I use innovative agile methodology to help brands, organisations and high-achieving individuals (read: other perfectionists) reach their goals by applying effective processes that ensure high productivity while maintaining a healthy work-life balance.

Most people who know me would likely describe me as a highly productive individual. During my yet relatively short life I have managed to build up a dozen online and media brands, become CEO before turning 30, build the largest online marketplace in Belarus, do a brief pop band career, launch the most watched TV show ever on MTV Russia, get my childhood idol to cook me dinner and even rename a country.
And while I was doing all of that I was also actively blogging, writing magazine pieces, writing a book, producing music and occasionally drawing comics. On top of all of that, being a chronic perfectionist, I also spend unhealthy amounts of time sorting files into folders and choosing the background colour of my Keynote slides.
So how am I still sane?
Sometimes people ask me: do you ever sleep?
I was once guesting a TV show, the main topic of which, as I learned during the show, was workaholism. I was one of several guests, who were all prominent businesspeople and entrepreneurs, whose success was attributed to their assumed workaholism.
The host was evidently caught off guard when she was interviewing me about my assumed workaholism.
Not only would I not submit to the ethic of hard work being the recipe for success. I completely shattered her assumed image of me as the ever-online tech executive with his calendar packed weeks ahead by admitting that I never work on weekends and don’t even check my work email past office hours.
The conversation took an unexpected turn. The host realised that she had not prepared any interview questions that would fit this unlikely eventuality, so the subsequent conversation very much circled around the how. How can one successfully run a rapidly growing tech startup company and not have to work late hours and weekends?


You’d think I’m probably extremely efficient and energetic, that I have an amazingly structured mind, that I’m either taking something or have some sort of condition (or both), or that I am extremely bright and quick.
Well, I’m neither of these things.
I’m actually quite the opposite. I have a downtempo personality with a scattered and easily distracted mind that easily gets entangled in its own thought patterns. I hate rushing, like taking my time to think things through and I really don’t mind others winning as long as I get to enjoy the game.
I am also a perfectionist, which means that I tend to put far more time on details than they deserve.
Still, I dare say that somehow I have managed to achieve a lot more than many people who are brighter, quicker and more naturally structured than me. How is that possible? I have been asked more than once how I do it. As most of the best things in the universe, the answer is simple:
I have a system.
It’s a system that helps me utilise my time, energy and motivation in a way that allows me to produce the most output with the least effort.
It hasn’t always been there, of course. It took many years of learning, trial and error, reading up on various productivity methodologies before it gradually emerged from a long sequence of less successful approaches.

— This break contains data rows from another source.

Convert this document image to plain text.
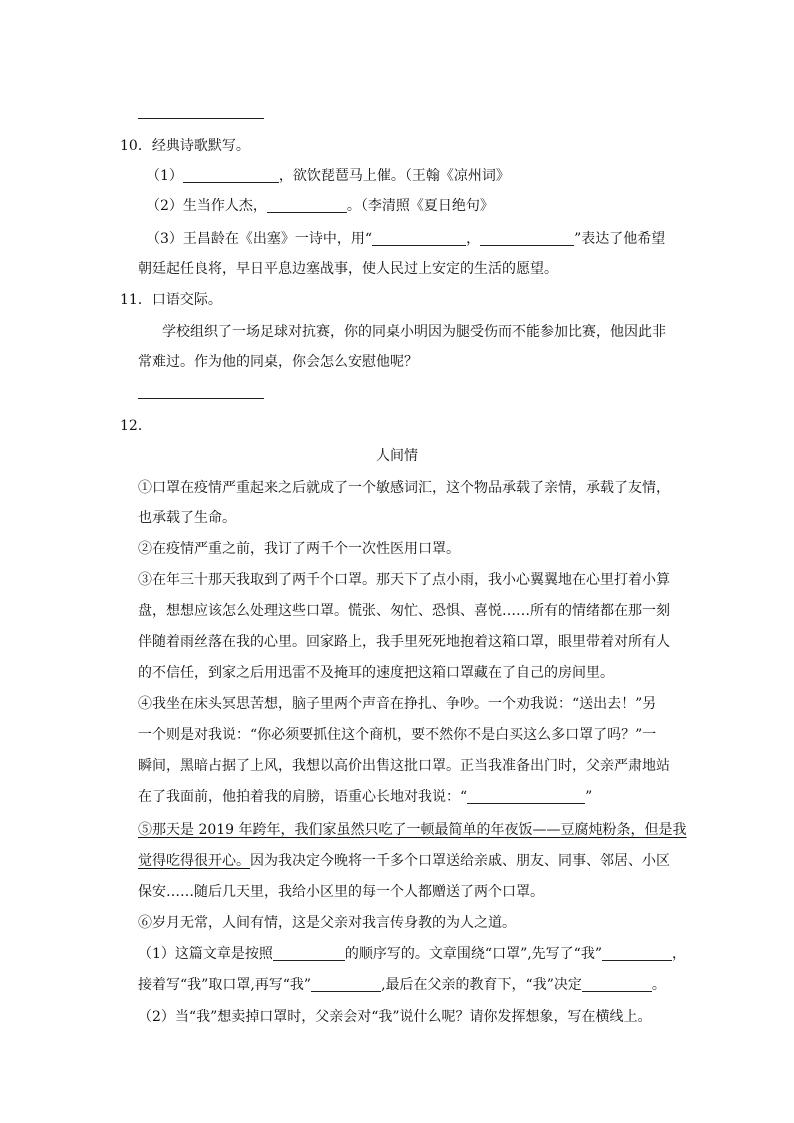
10．经典诗歌默写。
（1）	，欲饮琵琶马上催。（王翰《凉州词》
（2）生当作人杰，	。（李清照《夏日绝句》
（3）王昌龄在《出塞》一诗中，用“	，	”表达了他希望
朝廷起任良将，早日平息边塞战事，使人民过上安定的生活的愿望。
11．口语交际。
学校组织了一场足球对抗赛，你的同桌小明因为腿受伤而不能参加比赛，他因此非
常难过。作为他的同桌，你会怎么安慰他呢？
12．
人间情
①口罩在疫情严重起来之后就成了一个敏感词汇，这个物品承载了亲情，承载了友情，
也承载了生命。
②在疫情严重之前，我订了两千个一次性医用口罩。
③在年三十那天我取到了两千个口罩。那天下了点小雨，我小心翼翼地在心里打着小算
盘，想想应该怎么处理这些口罩。慌张、匆忙、恐惧、喜悦……所有的情绪都在那一刻
伴随着雨丝落在我的心里。回家路上，我手里死死地抱着这箱口罩，眼里带着对所有人
的不信任，到家之后用迅雷不及掩耳的速度把这箱口罩藏在了自己的房间里。
④我坐在床头冥思苦想，脑子里两个声音在挣扎、争吵。一个劝我说：“送出去！”另
一个则是对我说：“你必须要抓住这个商机，要不然你不是白买这么多口罩了吗？”一
瞬间，黑暗占据了上风，我想以高价出售这批口罩。正当我准备出门时，父亲严肃地站
在了我面前，他拍着我的肩膀，语重心长地对我说：“	”
⑤那天是 2019 年跨年，我们家虽然只吃了一顿最简单的年夜饭——豆腐炖粉条，但是我
觉得吃得很开心。因为我决定今晚将一千多个口罩送给亲戚、朋友、同事、邻居、小区
保安……随后几天里，我给小区里的每一个人都赠送了两个口罩。
⑥岁月无常，人间有情，这是父亲对我言传身教的为人之道。
（1）这篇文章是按照	的顺序写的。文章围绕“口罩”,先写了“我”	，
接着写“我”取口罩,再写“我”	,最后在父亲的教育下，“我”决定	。
（2）当“我”想卖掉口罩时，父亲会对“我”说什么呢？请你发挥想象，写在横线上。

Ten years ago I was exactly the kind of person that TV show host was hoping to interview. I was always connected, always in a rush, working late hours, sleeping 4-5 hours a night, never really at ease with my commitments and always feeling some deadline breathing down my neck. I was always busy and really trying my best, but my effective output per hour of effort was nothing close ideal.
My achievements, although not insignificant at times, came at a high cost of hard work, stress and sleep deprivation. Most of the time I spent working I was overwhelmed and disoriented, chasing moving targets in a state of high uncertainty, often making rash decisions and wasting time on tasks that led to dead ends. On the whole, I was doing quite well. But I didn’t feel well.

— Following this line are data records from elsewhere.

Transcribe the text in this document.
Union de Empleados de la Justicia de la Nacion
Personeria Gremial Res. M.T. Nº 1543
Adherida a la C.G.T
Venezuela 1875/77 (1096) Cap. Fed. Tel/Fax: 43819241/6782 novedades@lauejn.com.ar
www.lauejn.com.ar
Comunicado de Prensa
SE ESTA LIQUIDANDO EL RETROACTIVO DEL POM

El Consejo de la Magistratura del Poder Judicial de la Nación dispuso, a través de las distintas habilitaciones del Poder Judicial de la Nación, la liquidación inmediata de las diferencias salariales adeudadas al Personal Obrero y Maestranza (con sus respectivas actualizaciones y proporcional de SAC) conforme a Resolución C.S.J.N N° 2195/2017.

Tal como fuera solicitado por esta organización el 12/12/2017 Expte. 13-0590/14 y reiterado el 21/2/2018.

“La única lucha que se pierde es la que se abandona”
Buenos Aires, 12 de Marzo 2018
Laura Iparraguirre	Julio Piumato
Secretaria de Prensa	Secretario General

In 2013 I took a job as the CEO of a young marketplace startup. It was a greater responsibility than I’d ever had before, and I knew it would take a lot more of me to succeed. I could not go about it the same way I did about my prior assignments. This is when I started developing the system that gradually changed my life. It took my productivity to a whole new level while bringing balance and harmony back into my life. The improvement was so significant that it just had to be shared. In my blog, I will be sharing the learnings and insights that made it possible.